Como minerais estratégicos redesenham a geopolítica global
Observatório para um Brasil Soberano
O que define o poder no século XXI não é mais quem imprime moeda, nem quem tem o maior arsenal militar. É quem controla os minérios que viabilizam as novas formas de guerra – econômica, tecnológica e energética. Nesse tabuleiro, as chamadas terras raras deixaram de ser apenas uma curiosidade da tabela periódica e se tornaram o alicerce invisível da disputa hegemônica entre grandes potências. A China domina esse jogo. Não por acidente, mas por projeto. Hoje, ela concentra 70% da extração e 90% do refino global desses elementos – um monopólio que não é apenas industrial, mas geoestratégico.
Esses metais são o sangue oculto da economia digital e da indústria de defesa: motores de carros elétricos, turbinas, radares, caças, data centers, satélites, inteligência artificial etc. Ao impor sanções à exportação de sete deles, em abril, o recado chinês foi direto: o mundo pode até ameaçar a China com tarifas, mas não terá com o que fabricar suas armas nem alimentar seus algoritmos se ela resolver fechar a torneira.

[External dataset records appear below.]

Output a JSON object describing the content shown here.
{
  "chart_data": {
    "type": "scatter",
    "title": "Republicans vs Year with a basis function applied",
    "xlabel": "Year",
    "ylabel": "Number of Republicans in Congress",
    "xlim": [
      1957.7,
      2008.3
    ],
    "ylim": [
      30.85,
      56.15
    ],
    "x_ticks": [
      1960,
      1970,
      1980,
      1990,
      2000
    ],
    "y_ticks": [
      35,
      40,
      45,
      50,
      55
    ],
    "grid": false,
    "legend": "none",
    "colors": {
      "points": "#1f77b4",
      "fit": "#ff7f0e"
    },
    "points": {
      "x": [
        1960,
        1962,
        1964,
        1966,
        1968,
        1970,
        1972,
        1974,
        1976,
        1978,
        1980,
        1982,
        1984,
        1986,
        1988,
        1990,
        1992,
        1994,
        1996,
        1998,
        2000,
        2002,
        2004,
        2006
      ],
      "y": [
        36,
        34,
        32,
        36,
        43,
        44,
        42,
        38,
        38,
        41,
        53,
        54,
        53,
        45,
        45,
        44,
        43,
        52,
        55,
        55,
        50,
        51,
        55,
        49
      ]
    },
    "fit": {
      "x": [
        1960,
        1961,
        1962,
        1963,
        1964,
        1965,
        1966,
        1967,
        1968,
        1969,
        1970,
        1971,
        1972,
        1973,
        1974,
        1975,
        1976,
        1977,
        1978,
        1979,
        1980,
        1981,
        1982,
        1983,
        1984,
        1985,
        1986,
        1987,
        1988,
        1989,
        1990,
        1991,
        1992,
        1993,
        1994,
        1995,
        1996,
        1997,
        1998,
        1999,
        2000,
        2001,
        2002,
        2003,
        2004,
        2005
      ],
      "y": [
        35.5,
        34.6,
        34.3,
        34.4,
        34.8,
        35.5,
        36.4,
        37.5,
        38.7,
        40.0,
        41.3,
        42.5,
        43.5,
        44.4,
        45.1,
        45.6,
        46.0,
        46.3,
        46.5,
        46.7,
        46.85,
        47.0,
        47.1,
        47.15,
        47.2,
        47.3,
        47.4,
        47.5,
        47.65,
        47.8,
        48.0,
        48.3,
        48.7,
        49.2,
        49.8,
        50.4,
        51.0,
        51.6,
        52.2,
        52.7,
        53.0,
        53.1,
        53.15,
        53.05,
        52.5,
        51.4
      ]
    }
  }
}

Na Europa, a reação foi imediata. E impotente. O atraso deliberado nas licenças de exportação paralisou setores inteiros, enquanto empresas aguardavam pareceres burocráticos que mais pareciam filtros ideológicos. O Ocidente descobriu, da pior forma, o que significa depender de uma única fonte para suprimentos críticos: semanas de espera, milhões em perdas, e nenhuma alternativa à vista. Os EUA, por sua vez, entenderam que o tempo da velha diplomacia acabou. Iniciaram acordos com o Reino Unido para retirar componentes chineses das cadeias produtivas, acionaram reservas estratégicas e aceleraram projetos de exploração em territórios sensíveis como o da Groenlândia.
O recado é outro: não basta diversificar fornecedores, é preciso retomar o domínio dos insumos-chave, sob risco de colapso tecnológico.
E o Brasil? O Brasil está no subsolo. Sentado sobre reservas expressivas de terras raras, assina acordos amplos e difusos com a China, enquanto o país asiático já demonstrou, em tempo real, que usará esse domínio como mecanismo de coerção. Nossos recursos energéticos e minerais, em vez de estruturarem uma estratégia de autonomia industrial, estão sendo incorporados em planos alheios. Mais uma vez, terceirizamos a soberania.
No fundo, a questão não é apenas extrair minérios. É quem dita a lógica do sistema ao qual esses minérios dão suporte. A inteligência artificial, os data centers e os motores da economia digital não surgem do nada – exigem energia estável, materiais específicos, cadeias integradas e governança sobre os fluxos. E nesse novo sistema, os países que ainda enxergam seus recursos como simples commodities serão tratados como depósitos, não como potências. Não se trata apenas de disputar minerais, mas de entender o que está sendo moldado a partir deles.
O controle das terras raras não é uma corrida por recursos – é a fundação de novos sistemas de poder. E o Brasil, ao permitir que atores externos acessem suas reservas sem definir previamente as regras, a arquitetura e os limites dessa participação, abre mão de desenhar seu próprio futuro. O problema não é a presença estrangeira – é ela ocupar o lugar da estratégia nacional. Mais do que exportar minérios, corremos o risco de exportar soberania sem retorno.